Beurling density theorems for sampling and interpolation on the flat cylinder (2412.21094v1)

Abstract: We consider the Fock space weighted by $e^{-\alpha |z|^{2}}$, of entire and quasi-periodic (modulo a weight dependent on $\nu $) functions on ${C}$. The quotient space $\mathbb{C}/\mathbb{Z}$, called The flat cylinder', is represented by the vertical strip $[0,1)\times \mathbb{R}$, which tiles ${C}$ by ${Z}$-translations and is therefore a fundamental domain for $\mathbb{C}/\mathbb{Z}$. Our main result gives a complete characterization of the sets $Z\subset \Lambda \left( \mathbb{Z}\right) $ that are sets of sampling or interpolation, in terms of concepts of upper and lower Beurling densities, $ D^{+}(Z)$ and $D^{-}(Z)$, adapted to the geometry of $\mathbb{C}/\mathbb{Z}$. The criticalNyquist density' is the real number $\frac{\alpha }{\pi }$, meaning that the condition $D^{-}(Z)>\frac{\alpha }{\pi }$ characterizes sets of sampling, while the condition $D^{+}(Z)<\frac{\alpha }{\pi }$ characterizes sets of interpolation.
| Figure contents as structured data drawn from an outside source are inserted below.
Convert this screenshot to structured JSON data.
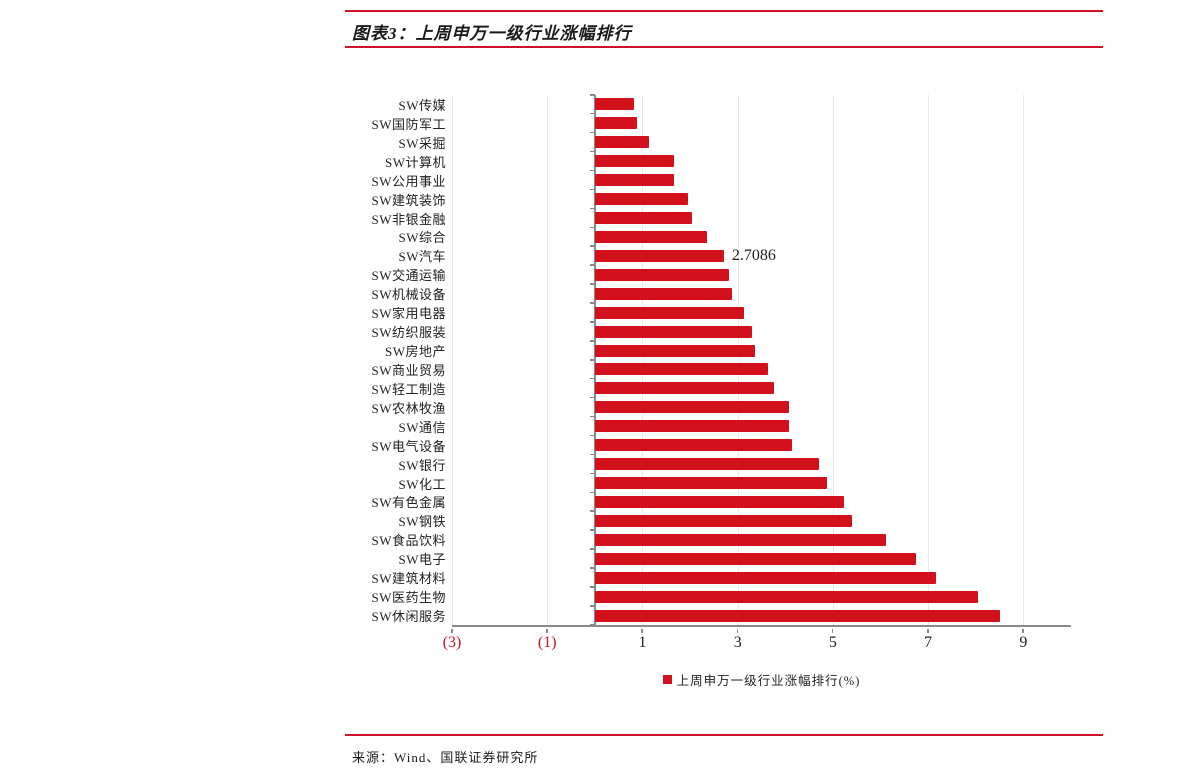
{
  "report": {
    "figure_title": "图表3：上周申万一级行业涨幅排行",
    "source_line": "来源：Wind、国联证券研究所"
  },
  "colors": {
    "bar_red": "#D2111C",
    "rule_red": "#CE1126",
    "negative_tick_red": "#C8161D",
    "axis_gray": "#898989",
    "gridline_gray": "#E7E7E7",
    "text_dark": "#1F1F1F"
  },
  "chart_data": {
    "type": "bar",
    "orientation": "horizontal",
    "title": "",
    "xlabel": "",
    "ylabel": "",
    "legend": [
      "上周申万一级行业涨幅排行(%)"
    ],
    "legend_position": "bottom",
    "grid": true,
    "xlim": [
      -3,
      10
    ],
    "x_ticks": [
      {
        "value": -3,
        "label": "(3)",
        "negative": true
      },
      {
        "value": -1,
        "label": "(1)",
        "negative": true
      },
      {
        "value": 1,
        "label": "1",
        "negative": false
      },
      {
        "value": 3,
        "label": "3",
        "negative": false
      },
      {
        "value": 5,
        "label": "5",
        "negative": false
      },
      {
        "value": 7,
        "label": "7",
        "negative": false
      },
      {
        "value": 9,
        "label": "9",
        "negative": false
      }
    ],
    "categories": [
      "SW传媒",
      "SW国防军工",
      "SW采掘",
      "SW计算机",
      "SW公用事业",
      "SW建筑装饰",
      "SW非银金融",
      "SW综合",
      "SW汽车",
      "SW交通运输",
      "SW机械设备",
      "SW家用电器",
      "SW纺织服装",
      "SW房地产",
      "SW商业贸易",
      "SW轻工制造",
      "SW农林牧渔",
      "SW通信",
      "SW电气设备",
      "SW银行",
      "SW化工",
      "SW有色金属",
      "SW钢铁",
      "SW食品饮料",
      "SW电子",
      "SW建筑材料",
      "SW医药生物",
      "SW休闲服务"
    ],
    "values": [
      0.82,
      0.88,
      1.13,
      1.67,
      1.67,
      1.95,
      2.04,
      2.36,
      2.7086,
      2.81,
      2.89,
      3.13,
      3.3,
      3.36,
      3.64,
      3.76,
      4.07,
      4.08,
      4.14,
      4.7,
      4.88,
      5.24,
      5.4,
      6.11,
      6.75,
      7.16,
      8.05,
      8.5
    ],
    "annotations": [
      {
        "category_index": 8,
        "category": "SW汽车",
        "text": "2.7086"
      }
    ]
  }
}
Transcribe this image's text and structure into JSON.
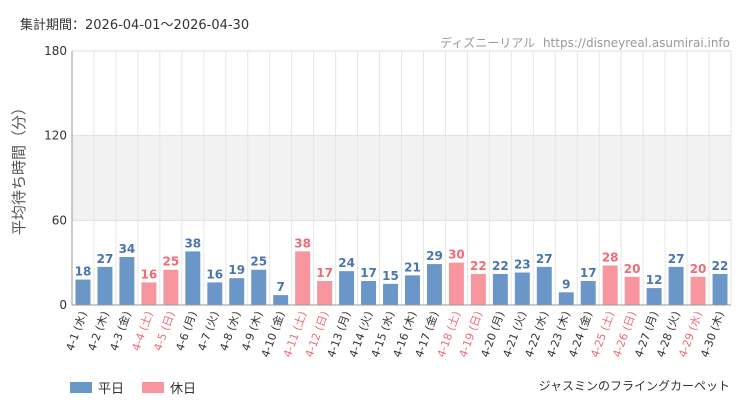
{
  "header": {
    "period": "集計期間：2026-04-01〜2026-04-30",
    "source_name": "ディズニーリアル",
    "source_url": "https://disneyreal.asumirai.info"
  },
  "footer": {
    "attraction": "ジャスミンのフライングカーペット"
  },
  "colors": {
    "weekday": "#6a96c8",
    "holiday": "#f7969e",
    "weekday_text": "#4a76ad",
    "holiday_text": "#ef6b76"
  },
  "chart_data": {
    "type": "bar",
    "ylabel": "平均待ち時間（分）",
    "ylim": [
      0,
      180
    ],
    "yticks": [
      0,
      60,
      120,
      180
    ],
    "grid": true,
    "legend_position": "bottom-left",
    "legend": [
      {
        "name": "平日",
        "key": "weekday"
      },
      {
        "name": "休日",
        "key": "holiday"
      }
    ],
    "categories": [
      "4-1 (水)",
      "4-2 (木)",
      "4-3 (金)",
      "4-4 (土)",
      "4-5 (日)",
      "4-6 (月)",
      "4-7 (火)",
      "4-8 (水)",
      "4-9 (木)",
      "4-10 (金)",
      "4-11 (土)",
      "4-12 (日)",
      "4-13 (月)",
      "4-14 (火)",
      "4-15 (水)",
      "4-16 (木)",
      "4-17 (金)",
      "4-18 (土)",
      "4-19 (日)",
      "4-20 (月)",
      "4-21 (火)",
      "4-22 (水)",
      "4-23 (木)",
      "4-24 (金)",
      "4-25 (土)",
      "4-26 (日)",
      "4-27 (月)",
      "4-28 (火)",
      "4-29 (水)",
      "4-30 (木)"
    ],
    "values": [
      18,
      27,
      34,
      16,
      25,
      38,
      16,
      19,
      25,
      7,
      38,
      17,
      24,
      17,
      15,
      21,
      29,
      30,
      22,
      22,
      23,
      27,
      9,
      17,
      28,
      20,
      12,
      27,
      20,
      22
    ],
    "day_type": [
      "weekday",
      "weekday",
      "weekday",
      "holiday",
      "holiday",
      "weekday",
      "weekday",
      "weekday",
      "weekday",
      "weekday",
      "holiday",
      "holiday",
      "weekday",
      "weekday",
      "weekday",
      "weekday",
      "weekday",
      "holiday",
      "holiday",
      "weekday",
      "weekday",
      "weekday",
      "weekday",
      "weekday",
      "holiday",
      "holiday",
      "weekday",
      "weekday",
      "holiday",
      "weekday"
    ]
  }
}
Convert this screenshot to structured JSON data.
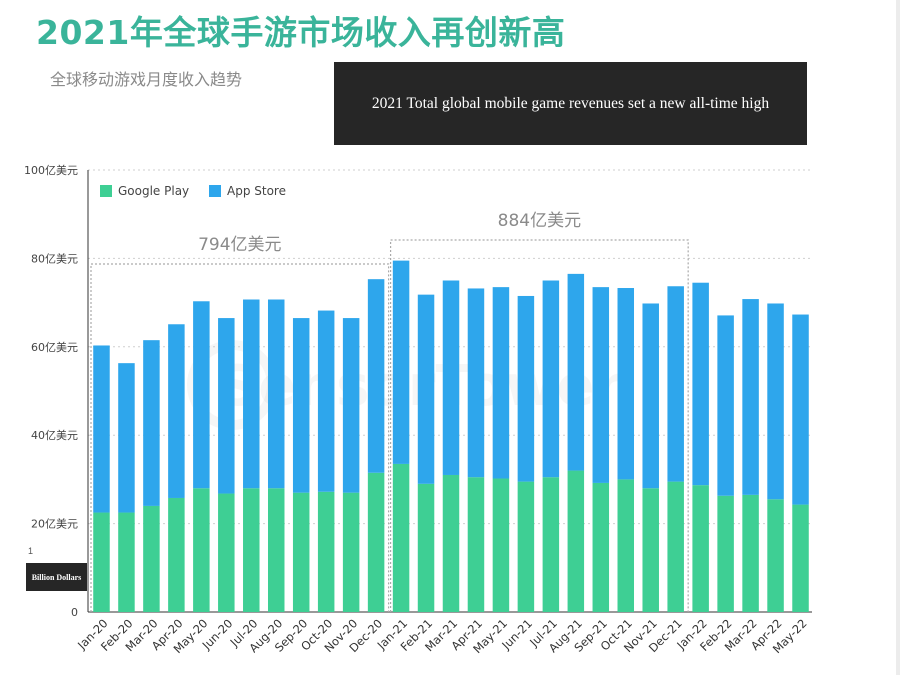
{
  "header": {
    "title": "2021年全球手游市场收入再创新高",
    "subtitle": "全球移动游戏月度收入趋势"
  },
  "overlays": {
    "english_title": "2021 Total global mobile game revenues set a new all-time high",
    "unit_label": "Billion Dollars",
    "stray_tick": "1"
  },
  "chart_data": {
    "type": "bar",
    "stacked": true,
    "categories": [
      "Jan-20",
      "Feb-20",
      "Mar-20",
      "Apr-20",
      "May-20",
      "Jun-20",
      "Jul-20",
      "Aug-20",
      "Sep-20",
      "Oct-20",
      "Nov-20",
      "Dec-20",
      "Jan-21",
      "Feb-21",
      "Mar-21",
      "Apr-21",
      "May-21",
      "Jun-21",
      "Jul-21",
      "Aug-21",
      "Sep-21",
      "Oct-21",
      "Nov-21",
      "Dec-21",
      "Jan-22",
      "Feb-22",
      "Mar-22",
      "Apr-22",
      "May-22"
    ],
    "series": [
      {
        "name": "Google Play",
        "color": "#3ecf94",
        "values": [
          22.5,
          22.5,
          24,
          25.8,
          28,
          26.8,
          28,
          28,
          27,
          27.2,
          27,
          31.5,
          33.5,
          29,
          31,
          30.5,
          30.2,
          29.5,
          30.5,
          32,
          29.2,
          30,
          28,
          29.5,
          28.7,
          26.3,
          26.5,
          25.5,
          24.3
        ]
      },
      {
        "name": "App Store",
        "color": "#2ea6ec",
        "values": [
          37.8,
          33.8,
          37.5,
          39.3,
          42.3,
          39.7,
          42.7,
          42.7,
          39.5,
          41,
          39.5,
          43.8,
          46,
          42.8,
          44,
          42.7,
          43.3,
          42,
          44.5,
          44.5,
          44.3,
          43.3,
          41.8,
          44.2,
          45.8,
          40.8,
          44.3,
          44.3,
          43
        ]
      }
    ],
    "ylim": [
      0,
      100
    ],
    "yticks": [
      {
        "value": 0,
        "label": "0"
      },
      {
        "value": 20,
        "label": "20亿美元"
      },
      {
        "value": 40,
        "label": "40亿美元"
      },
      {
        "value": 60,
        "label": "60亿美元"
      },
      {
        "value": 80,
        "label": "80亿美元"
      },
      {
        "value": 100,
        "label": "100亿美元"
      }
    ],
    "grid": true,
    "legend_position": "top-left",
    "annotations": [
      {
        "label": "794亿美元",
        "from": "Jan-20",
        "to": "Dec-20"
      },
      {
        "label": "884亿美元",
        "from": "Jan-21",
        "to": "Dec-21"
      }
    ],
    "watermark": "SensorTower"
  }
}
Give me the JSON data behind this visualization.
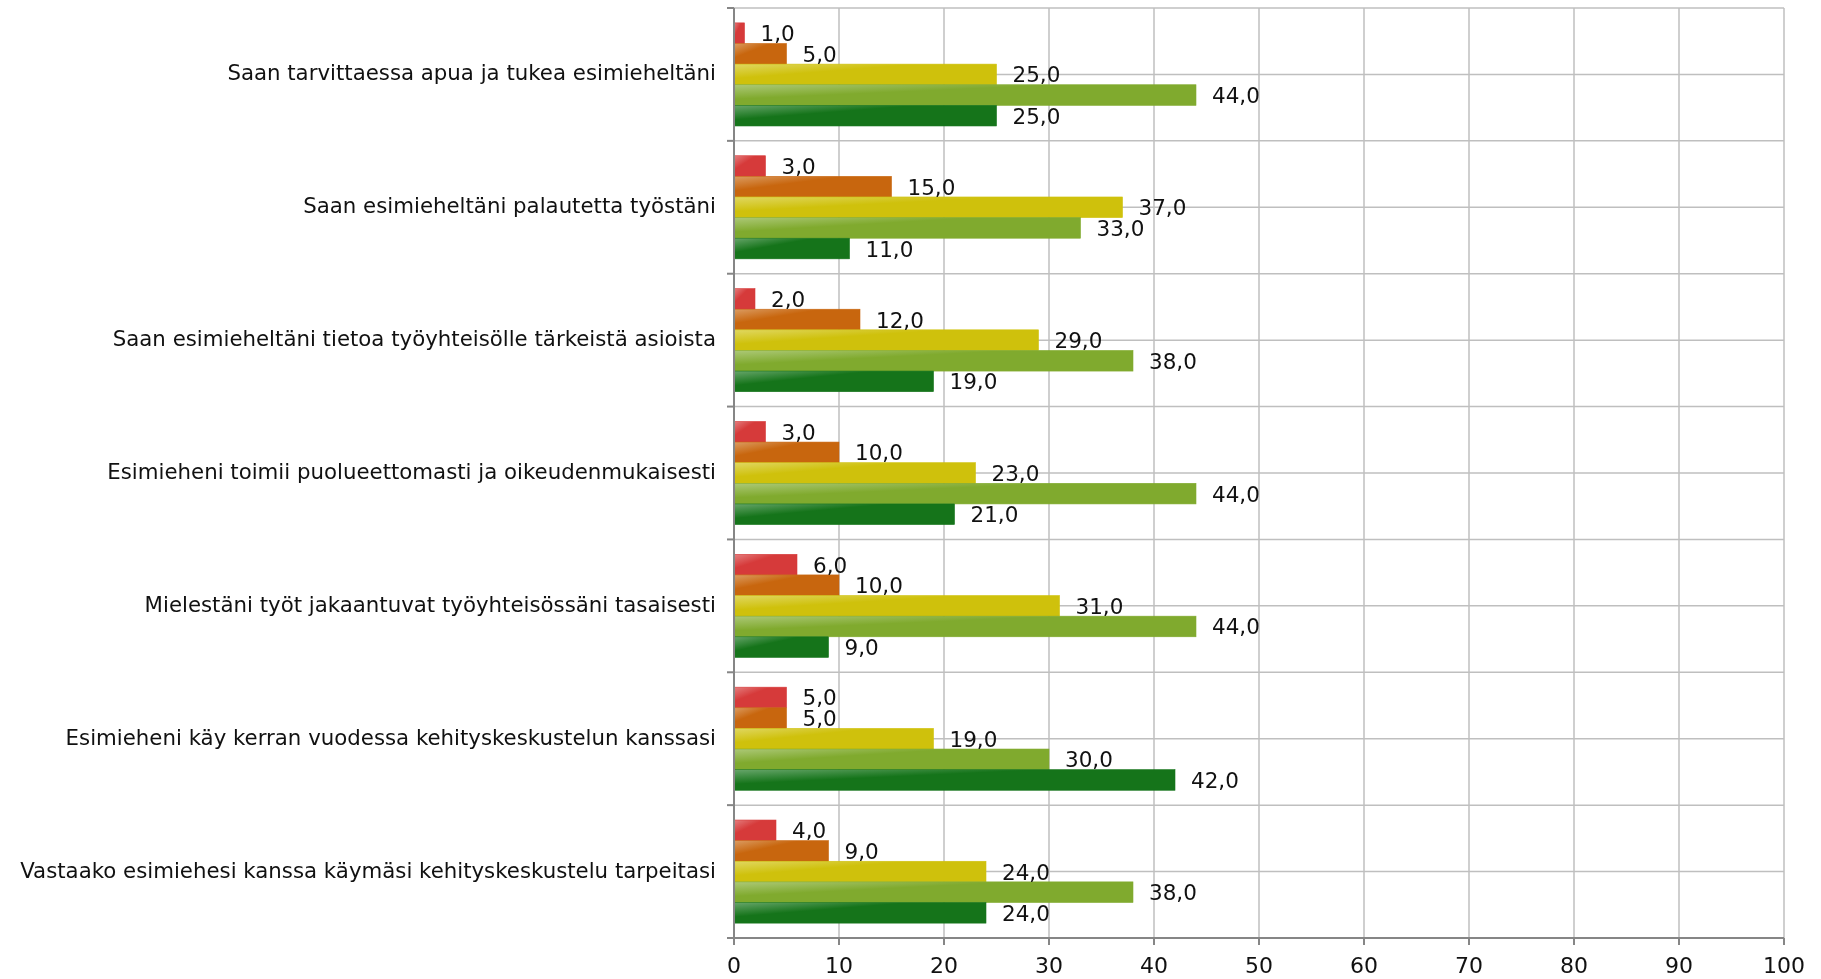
{
  "chart_data": {
    "type": "bar",
    "orientation": "horizontal",
    "categories": [
      "Saan tarvittaessa apua ja tukea esimieheltäni",
      "Saan esimieheltäni palautetta työstäni",
      "Saan esimieheltäni tietoa työyhteisölle tärkeistä asioista",
      "Esimieheni toimii puolueettomasti ja oikeudenmukaisesti",
      "Mielestäni työt jakaantuvat työyhteisössäni tasaisesti",
      "Esimieheni käy kerran vuodessa kehityskeskustelun kanssasi",
      "Vastaako esimiehesi kanssa käymäsi kehityskeskustelu tarpeitasi"
    ],
    "series": [
      {
        "color": "#d63a3a",
        "values": [
          1,
          3,
          2,
          3,
          6,
          5,
          4
        ],
        "value_labels": [
          "1,0",
          "3,0",
          "2,0",
          "3,0",
          "6,0",
          "5,0",
          "4,0"
        ]
      },
      {
        "color": "#c8660e",
        "values": [
          5,
          15,
          12,
          10,
          10,
          5,
          9
        ],
        "value_labels": [
          "5,0",
          "15,0",
          "12,0",
          "10,0",
          "10,0",
          "5,0",
          "9,0"
        ]
      },
      {
        "color": "#cfc10c",
        "values": [
          25,
          37,
          29,
          23,
          31,
          19,
          24
        ],
        "value_labels": [
          "25,0",
          "37,0",
          "29,0",
          "23,0",
          "31,0",
          "19,0",
          "24,0"
        ]
      },
      {
        "color": "#80aa2e",
        "values": [
          44,
          33,
          38,
          44,
          44,
          30,
          38
        ],
        "value_labels": [
          "44,0",
          "33,0",
          "38,0",
          "44,0",
          "44,0",
          "30,0",
          "38,0"
        ]
      },
      {
        "color": "#15741a",
        "values": [
          25,
          11,
          19,
          21,
          9,
          42,
          24
        ],
        "value_labels": [
          "25,0",
          "11,0",
          "19,0",
          "21,0",
          "9,0",
          "42,0",
          "24,0"
        ]
      }
    ],
    "xlim": [
      0,
      100
    ],
    "xticks": [
      0,
      10,
      20,
      30,
      40,
      50,
      60,
      70,
      80,
      90,
      100
    ],
    "grid": true
  }
}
The results can be reframed as a complete characterization of Gabor frames and Riesz basic sequences (given by arbitrary discrete sets in $Z\subset \Lambda \left( \mathbb{Z}\right) $), with time-periodized Gaussian windows (theta-Gaussian), for spaces of functions $f$, measurable in $\mathbb{R}$, square-integrable in $(0,1)$, and quasi-periodic with respect to integer translations.